Where to begin? Well, why not with the first prompt I always give my writing groups: “this is the way it is right now?” That’s also the title of the last chapter of my forthcoming memoir, I Am NOT a Juvenile Delinquent. Since one of my spiritual teachers spoke those words to me at a very troubled time in my life, I have found them immensely comforting.
The way it is for me today is so much better than yesterday, or even the last week, maybe even the last months, a true manifestation of the impermanence my cherished Buddhist dharma teaches. I’ve been so on edge over just about everything—the roller-coaster political situation, the coronavirus and how it will affect the world and our country (and our retirement accounts), challenging travel to Switzerland and out here to Wyoming where I am now, getting my new website set up, and the physical malaise I’ve been struggling to shake.
I knew I was super-stressed, but all the nostrums I attempted to employ simply weren’t working.
And I’d finally finished the second round of edits on I Am NOT a Juvenile Delinquent a few days before the Switzerland trip. The first round had been a pretty intense rewrite—a restructuring of the whole book, really. What a humbling and learning experience that was. The second involved a complete re-do of the format as well as the addition of an introduction, a foreword, an afterword and acknowledgements. The latter was one of the hardest sections to write. There are simply so many people who have been part of this journey for me to thank, and I was afraid I’d inadvertently leave someone out.
It’s taken the proverbial village to get I Am NOT a Juvenile Delinquent into the world and my gratitude is great.
I feel an enormous sense of relief at having finished the book project, but also the immense sense of loss and let-down that often follows the fulfillment of an aspiration. For months I’d been living with my own long-ago words and experience as well as my editor’s comments, suggestions and dictates. And before that, with all the attempts to find an interested publisher or an agent—and before that, the years of actual events recounted in the book.

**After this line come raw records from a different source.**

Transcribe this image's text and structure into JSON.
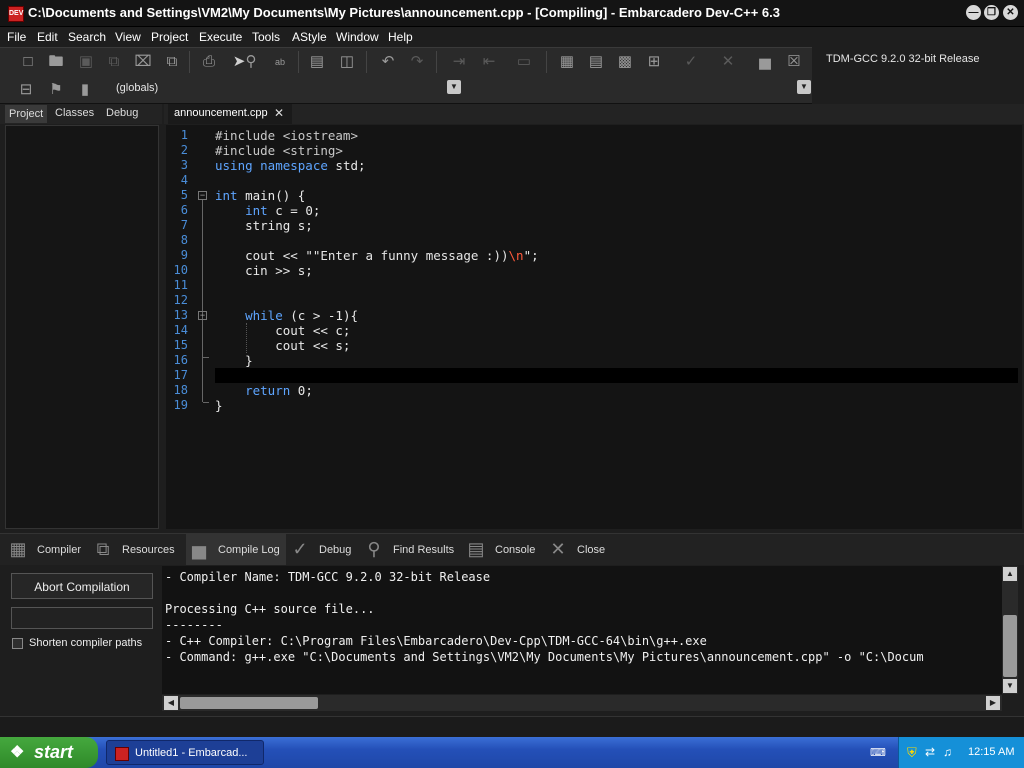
{
  "window": {
    "title": "C:\\Documents and Settings\\VM2\\My Documents\\My Pictures\\announcement.cpp - [Compiling] - Embarcadero Dev-C++ 6.3",
    "icon_text": "DEV",
    "controls": {
      "minimize": "—",
      "restore": "❐",
      "close": "✕"
    }
  },
  "menu": {
    "items": [
      "File",
      "Edit",
      "Search",
      "View",
      "Project",
      "Execute",
      "Tools",
      "AStyle",
      "Window",
      "Help"
    ]
  },
  "toolbar": {
    "compiler_select": "TDM-GCC 9.2.0 32-bit Release",
    "scope_select": "(globals)",
    "icons": [
      "new-file-icon",
      "open-icon",
      "save-icon",
      "save-all-icon",
      "close-file-icon",
      "close-all-icon",
      "print-icon",
      "find-icon",
      "replace-icon",
      "goto-line-icon",
      "toggle-bookmark-icon",
      "undo-icon",
      "redo-icon",
      "indent-icon",
      "unindent-icon",
      "comment-icon",
      "compile-icon",
      "run-icon",
      "compile-run-icon",
      "rebuild-icon",
      "syntax-check-icon",
      "stop-icon",
      "profile-icon",
      "delete-profile-icon"
    ]
  },
  "left_panel": {
    "tabs": [
      "Project",
      "Classes",
      "Debug"
    ],
    "active_tab": "Project"
  },
  "editor": {
    "tab_label": "announcement.cpp",
    "current_line": 17,
    "line_numbers": [
      "1",
      "2",
      "3",
      "4",
      "5",
      "6",
      "7",
      "8",
      "9",
      "10",
      "11",
      "12",
      "13",
      "14",
      "15",
      "16",
      "17",
      "18",
      "19"
    ],
    "lines": [
      {
        "n": 1,
        "parts": [
          [
            "pp",
            "#include <iostream>"
          ]
        ]
      },
      {
        "n": 2,
        "parts": [
          [
            "pp",
            "#include <string>"
          ]
        ]
      },
      {
        "n": 3,
        "parts": [
          [
            "kw",
            "using namespace"
          ],
          [
            "txt",
            " std;"
          ]
        ]
      },
      {
        "n": 4,
        "parts": []
      },
      {
        "n": 5,
        "parts": [
          [
            "kw",
            "int"
          ],
          [
            "txt",
            " main() {"
          ]
        ]
      },
      {
        "n": 6,
        "parts": [
          [
            "txt",
            "    "
          ],
          [
            "kw",
            "int"
          ],
          [
            "txt",
            " c = 0;"
          ]
        ]
      },
      {
        "n": 7,
        "parts": [
          [
            "txt",
            "    string s;"
          ]
        ]
      },
      {
        "n": 8,
        "parts": []
      },
      {
        "n": 9,
        "parts": [
          [
            "txt",
            "    cout << "
          ],
          [
            "str",
            "\"\"Enter a funny message :))"
          ],
          [
            "esc",
            "\\n"
          ],
          [
            "str",
            "\";"
          ]
        ]
      },
      {
        "n": 10,
        "parts": [
          [
            "txt",
            "    cin >> s;"
          ]
        ]
      },
      {
        "n": 11,
        "parts": []
      },
      {
        "n": 12,
        "parts": []
      },
      {
        "n": 13,
        "parts": [
          [
            "txt",
            "    "
          ],
          [
            "kw",
            "while"
          ],
          [
            "txt",
            " (c > -1){"
          ]
        ]
      },
      {
        "n": 14,
        "parts": [
          [
            "txt",
            "        cout << c;"
          ]
        ]
      },
      {
        "n": 15,
        "parts": [
          [
            "txt",
            "        cout << s;"
          ]
        ]
      },
      {
        "n": 16,
        "parts": [
          [
            "txt",
            "    }"
          ]
        ]
      },
      {
        "n": 17,
        "parts": []
      },
      {
        "n": 18,
        "parts": [
          [
            "txt",
            "    "
          ],
          [
            "kw",
            "return"
          ],
          [
            "txt",
            " 0;"
          ]
        ]
      },
      {
        "n": 19,
        "parts": [
          [
            "txt",
            "}"
          ]
        ]
      }
    ]
  },
  "bottom_tabs": [
    {
      "label": "Compiler",
      "icon": "compiler-grid-icon"
    },
    {
      "label": "Resources",
      "icon": "resources-icon"
    },
    {
      "label": "Compile Log",
      "icon": "compile-log-icon",
      "active": true
    },
    {
      "label": "Debug",
      "icon": "debug-check-icon"
    },
    {
      "label": "Find Results",
      "icon": "find-results-icon"
    },
    {
      "label": "Console",
      "icon": "console-icon"
    },
    {
      "label": "Close",
      "icon": "close-x-icon"
    }
  ],
  "compile_panel": {
    "abort_label": "Abort Compilation",
    "shorten_label": "Shorten compiler paths",
    "shorten_checked": false
  },
  "compile_log": [
    "- Compiler Name: TDM-GCC 9.2.0 32-bit Release",
    "",
    "Processing C++ source file...",
    "--------",
    "- C++ Compiler: C:\\Program Files\\Embarcadero\\Dev-Cpp\\TDM-GCC-64\\bin\\g++.exe",
    "- Command: g++.exe \"C:\\Documents and Settings\\VM2\\My Documents\\My Pictures\\announcement.cpp\" -o \"C:\\Docum"
  ],
  "taskbar": {
    "start_label": "start",
    "task_label": "Untitled1 - Embarcad...",
    "clock": "12:15 AM"
  }
}
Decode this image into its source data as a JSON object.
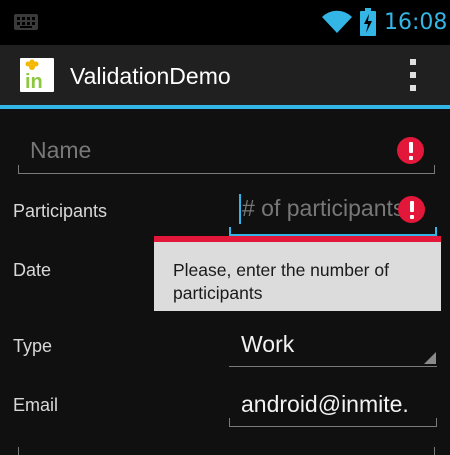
{
  "status_bar": {
    "time": "16:08",
    "icons": [
      "keyboard-icon",
      "wifi-icon",
      "battery-charging-icon"
    ],
    "accent_color": "#33b5e5"
  },
  "action_bar": {
    "title": "ValidationDemo",
    "logo_text": "in",
    "overflow_icon": "overflow-menu-icon"
  },
  "form": {
    "name": {
      "placeholder": "Name",
      "value": "",
      "has_error": true
    },
    "participants": {
      "label": "Participants",
      "placeholder": "# of participants",
      "value": "",
      "has_error": true,
      "focused": true
    },
    "date": {
      "label": "Date",
      "value": "",
      "has_error": true
    },
    "type": {
      "label": "Type",
      "selected": "Work"
    },
    "email": {
      "label": "Email",
      "value": "android@inmite."
    }
  },
  "error_popup": {
    "message": "Please, enter the number of participants"
  },
  "colors": {
    "error": "#e3173a",
    "accent": "#33b5e5",
    "popup_background": "#dcdcdc"
  }
}
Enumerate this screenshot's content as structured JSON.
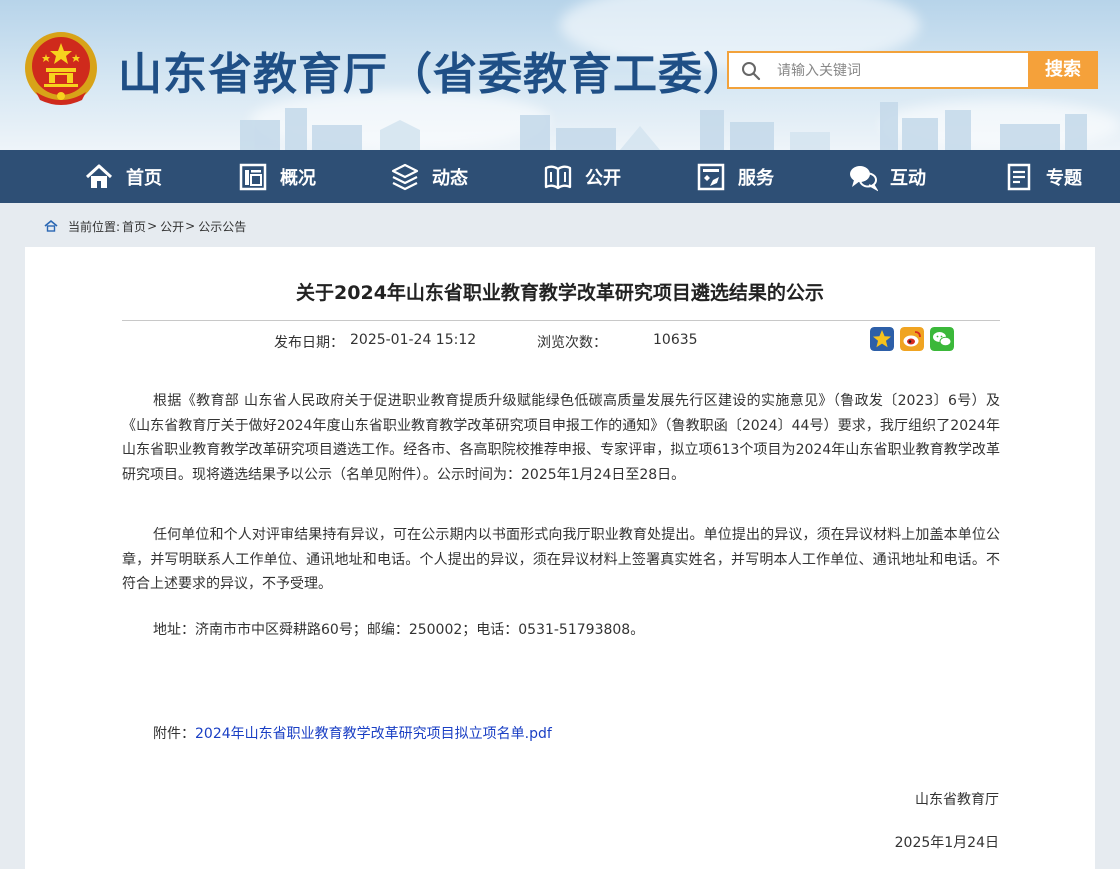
{
  "header": {
    "site_title": "山东省教育厅（省委教育工委）",
    "search_placeholder": "请输入关键词",
    "search_button": "搜索"
  },
  "nav": {
    "items": [
      {
        "label": "首页",
        "icon": "home-icon"
      },
      {
        "label": "概况",
        "icon": "overview-icon"
      },
      {
        "label": "动态",
        "icon": "layers-icon"
      },
      {
        "label": "公开",
        "icon": "book-icon"
      },
      {
        "label": "服务",
        "icon": "service-icon"
      },
      {
        "label": "互动",
        "icon": "chat-icon"
      },
      {
        "label": "专题",
        "icon": "topic-icon"
      }
    ]
  },
  "breadcrumb": {
    "prefix": "当前位置:",
    "items": [
      "首页",
      "公开",
      "公示公告"
    ],
    "separator": ">"
  },
  "article": {
    "title": "关于2024年山东省职业教育教学改革研究项目遴选结果的公示",
    "publish_label": "发布日期：",
    "publish_date": "2025-01-24 15:12",
    "views_label": "浏览次数：",
    "views": "10635",
    "share_icons": [
      "favorite-icon",
      "weibo-icon",
      "wechat-icon"
    ],
    "paragraphs": [
      "根据《教育部 山东省人民政府关于促进职业教育提质升级赋能绿色低碳高质量发展先行区建设的实施意见》（鲁政发〔2023〕6号）及《山东省教育厅关于做好2024年度山东省职业教育教学改革研究项目申报工作的通知》（鲁教职函〔2024〕44号）要求，我厅组织了2024年山东省职业教育教学改革研究项目遴选工作。经各市、各高职院校推荐申报、专家评审，拟立项613个项目为2024年山东省职业教育教学改革研究项目。现将遴选结果予以公示（名单见附件）。公示时间为：2025年1月24日至28日。",
      "任何单位和个人对评审结果持有异议，可在公示期内以书面形式向我厅职业教育处提出。单位提出的异议，须在异议材料上加盖本单位公章，并写明联系人工作单位、通讯地址和电话。个人提出的异议，须在异议材料上签署真实姓名，并写明本人工作单位、通讯地址和电话。不符合上述要求的异议，不予受理。",
      "地址：济南市市中区舜耕路60号；邮编：250002；电话：0531-51793808。"
    ],
    "attachment_label": "附件：",
    "attachment_link": "2024年山东省职业教育教学改革研究项目拟立项名单.pdf",
    "signature": "山东省教育厅",
    "sign_date": "2025年1月24日"
  },
  "colors": {
    "nav_bg": "#2e4f75",
    "title_blue": "#1f4f86",
    "search_orange": "#f5a13a",
    "link_blue": "#1a3fc4"
  }
}
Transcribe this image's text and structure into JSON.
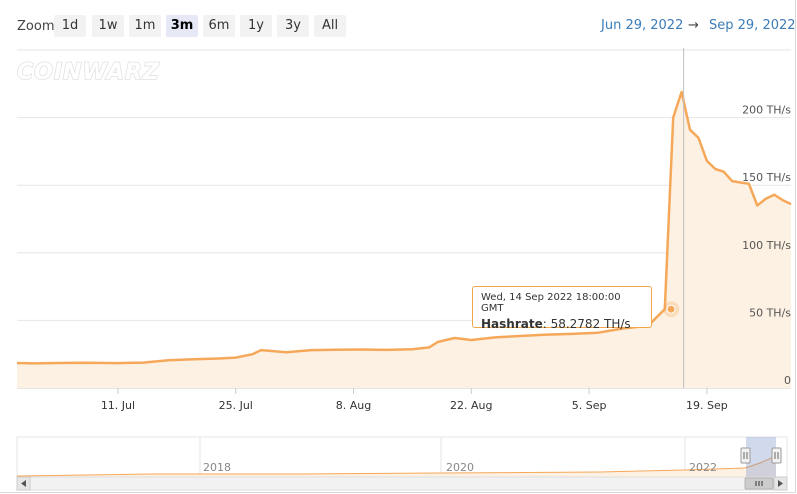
{
  "zoom": {
    "label": "Zoom",
    "buttons": [
      "1d",
      "1w",
      "1m",
      "3m",
      "6m",
      "1y",
      "3y",
      "All"
    ],
    "active": "3m"
  },
  "range": {
    "from": "Jun 29, 2022",
    "arrow": "→",
    "to": "Sep 29, 2022"
  },
  "watermark": "CoinWarz",
  "tooltip": {
    "date": "Wed, 14 Sep 2022 18:00:00 GMT",
    "series_name": "Hashrate",
    "value_text": "58.2782 TH/s"
  },
  "colors": {
    "line": "#f5a85a",
    "fill": "#fdf1e4",
    "grid": "#e6e6e6",
    "accent": "#3c7cb8"
  },
  "navigator": {
    "year_labels": [
      "2018",
      "2020",
      "2022"
    ]
  },
  "chart_data": {
    "type": "area",
    "series": [
      {
        "name": "Hashrate",
        "unit": "TH/s",
        "x": [
          "2022-06-29",
          "2022-07-01",
          "2022-07-04",
          "2022-07-07",
          "2022-07-11",
          "2022-07-14",
          "2022-07-17",
          "2022-07-20",
          "2022-07-23",
          "2022-07-25",
          "2022-07-27",
          "2022-07-28",
          "2022-07-31",
          "2022-08-03",
          "2022-08-06",
          "2022-08-09",
          "2022-08-12",
          "2022-08-15",
          "2022-08-17",
          "2022-08-18",
          "2022-08-20",
          "2022-08-22",
          "2022-08-25",
          "2022-08-28",
          "2022-08-31",
          "2022-09-03",
          "2022-09-06",
          "2022-09-09",
          "2022-09-12",
          "2022-09-14",
          "2022-09-15",
          "2022-09-16",
          "2022-09-17",
          "2022-09-18",
          "2022-09-19",
          "2022-09-20",
          "2022-09-21",
          "2022-09-22",
          "2022-09-23",
          "2022-09-24",
          "2022-09-25",
          "2022-09-26",
          "2022-09-27",
          "2022-09-28",
          "2022-09-29"
        ],
        "y": [
          18.5,
          18.2,
          18.5,
          18.7,
          18.4,
          18.8,
          20.5,
          21.3,
          21.8,
          22.5,
          25.0,
          28.0,
          26.5,
          28.0,
          28.3,
          28.5,
          28.2,
          28.7,
          30.0,
          34.0,
          37.0,
          35.5,
          37.5,
          38.5,
          39.5,
          40.0,
          40.8,
          44.0,
          46.0,
          58.2782,
          200.0,
          219.0,
          191.0,
          185.0,
          168.0,
          162.0,
          160.0,
          153.0,
          152.0,
          151.0,
          135.0,
          140.0,
          143.0,
          139.0,
          136.0
        ]
      }
    ],
    "x_tick_labels": [
      "11. Jul",
      "25. Jul",
      "8. Aug",
      "22. Aug",
      "5. Sep",
      "19. Sep"
    ],
    "x_ticks": [
      "2022-07-11",
      "2022-07-25",
      "2022-08-08",
      "2022-08-22",
      "2022-09-05",
      "2022-09-19"
    ],
    "y_tick_labels": [
      "0",
      "50 TH/s",
      "100 TH/s",
      "150 TH/s",
      "200 TH/s"
    ],
    "y_ticks": [
      0,
      50,
      100,
      150,
      200
    ],
    "xlim": [
      "2022-06-29",
      "2022-09-29"
    ],
    "ylim": [
      0,
      250
    ],
    "grid": "horizontal",
    "legend": "none"
  }
}
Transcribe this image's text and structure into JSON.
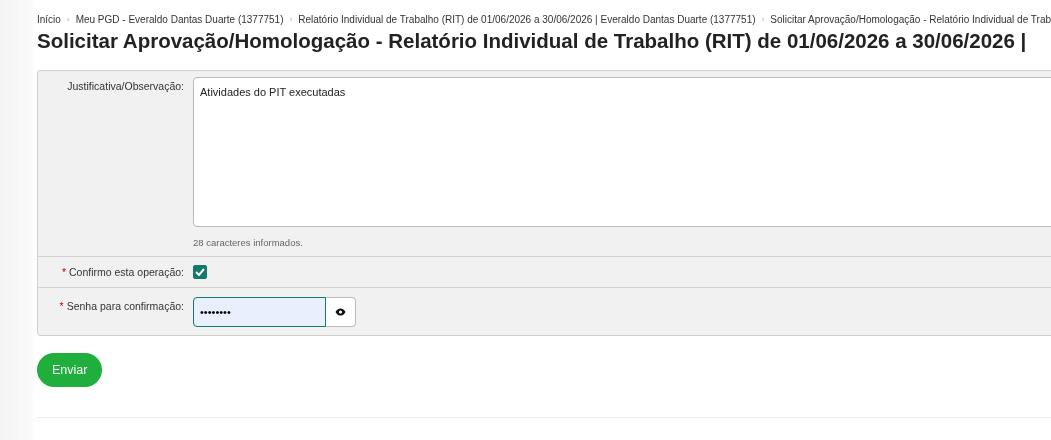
{
  "breadcrumb": [
    "Início",
    "Meu PGD - Everaldo Dantas Duarte (1377751)",
    "Relatório Individual de Trabalho (RIT) de 01/06/2026 a 30/06/2026 | Everaldo Dantas Duarte (1377751)",
    "Solicitar Aprovação/Homologação - Relatório Individual de Trab"
  ],
  "title": "Solicitar Aprovação/Homologação - Relatório Individual de Trabalho (RIT) de 01/06/2026 a 30/06/2026 |",
  "form": {
    "justification": {
      "label": "Justificativa/Observação:",
      "value": "Atividades do PIT executadas",
      "counter": "28 caracteres informados."
    },
    "confirm": {
      "label": "Confirmo esta operação:",
      "required_mark": "*",
      "checked": true
    },
    "password": {
      "label": "Senha para confirmação:",
      "required_mark": "*",
      "value": "••••••••"
    }
  },
  "submit": "Enviar"
}
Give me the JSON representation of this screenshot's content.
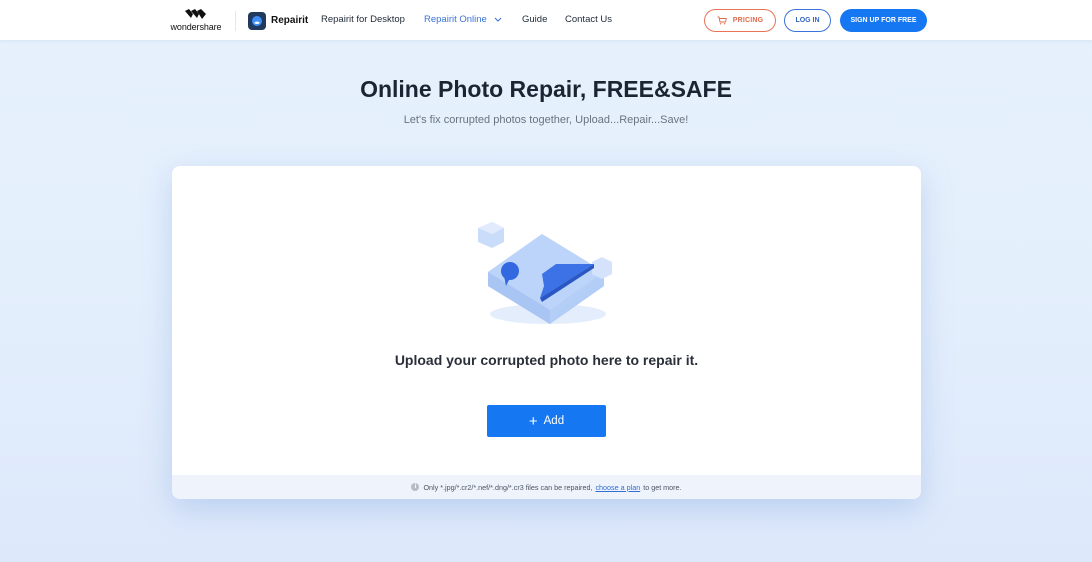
{
  "header": {
    "brand_logo_text": "wondershare",
    "product_name": "Repairit",
    "nav": [
      {
        "label": "Repairit for Desktop",
        "active": false
      },
      {
        "label": "Repairit Online",
        "active": true,
        "has_dropdown": true
      },
      {
        "label": "Guide",
        "active": false
      },
      {
        "label": "Contact Us",
        "active": false
      }
    ],
    "pricing_label": "PRICING",
    "login_label": "LOG IN",
    "signup_label": "SIGN UP FOR FREE"
  },
  "hero": {
    "title": "Online Photo Repair, FREE&SAFE",
    "subtitle": "Let's fix corrupted photos together, Upload...Repair...Save!"
  },
  "upload_card": {
    "illustration": "photo-image-icon",
    "prompt": "Upload your corrupted photo here to repair it.",
    "add_button_label": "Add",
    "add_button_icon": "plus-icon",
    "footer": {
      "info_icon": "info-icon",
      "note_prefix": "Only *.jpg/*.cr2/*.nef/*.dng/*.cr3 files can be repaired,",
      "link_text": "choose a plan",
      "note_suffix": "to get more."
    }
  },
  "colors": {
    "primary": "#1677f2",
    "pricing_accent": "#e87457",
    "nav_active": "#3b74d8",
    "title": "#1c2434"
  }
}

I Am NOT a Juvenile Delinquent been my life since 1999. I’ll soon be preparing for its birth in June, and its reception after that.
But for right now, I have this gorgeous respite at the Ucross Foundation in Wyoming. I’m out on a high plateau that’s been here for millenniums, on loan to us by all the Native American tribes who’ve lived here. There are teepee circles to explore, petrified wood and other ancient artifacts to find, long clay road and tracks to hike, delicious meals to eat and new and fascinating people to meet.
In the month I have to live in this oasis, to enter a trance-world filled with the poems of others, and my own as yet unwritten, I’m being allowed to come back to myself once again. Here, I can retreat from all the fear and information overload that’s been infecting me. I feel whole and empty and free.
It’s just the solace I need at this junction in my life.
I have the opportunity here to practice the acceptance of what is, that I talk about so much in my book, and I will try to embrace it fully as I have not been doing. I’ll drink from the spring of energy and repair as I walk this new land, read the piles of books I never seem to have time for at home, write new poems, and try to grasp once again that wanting something to be other than what it is causes double anguish.
I’ll keep you posted on my progress.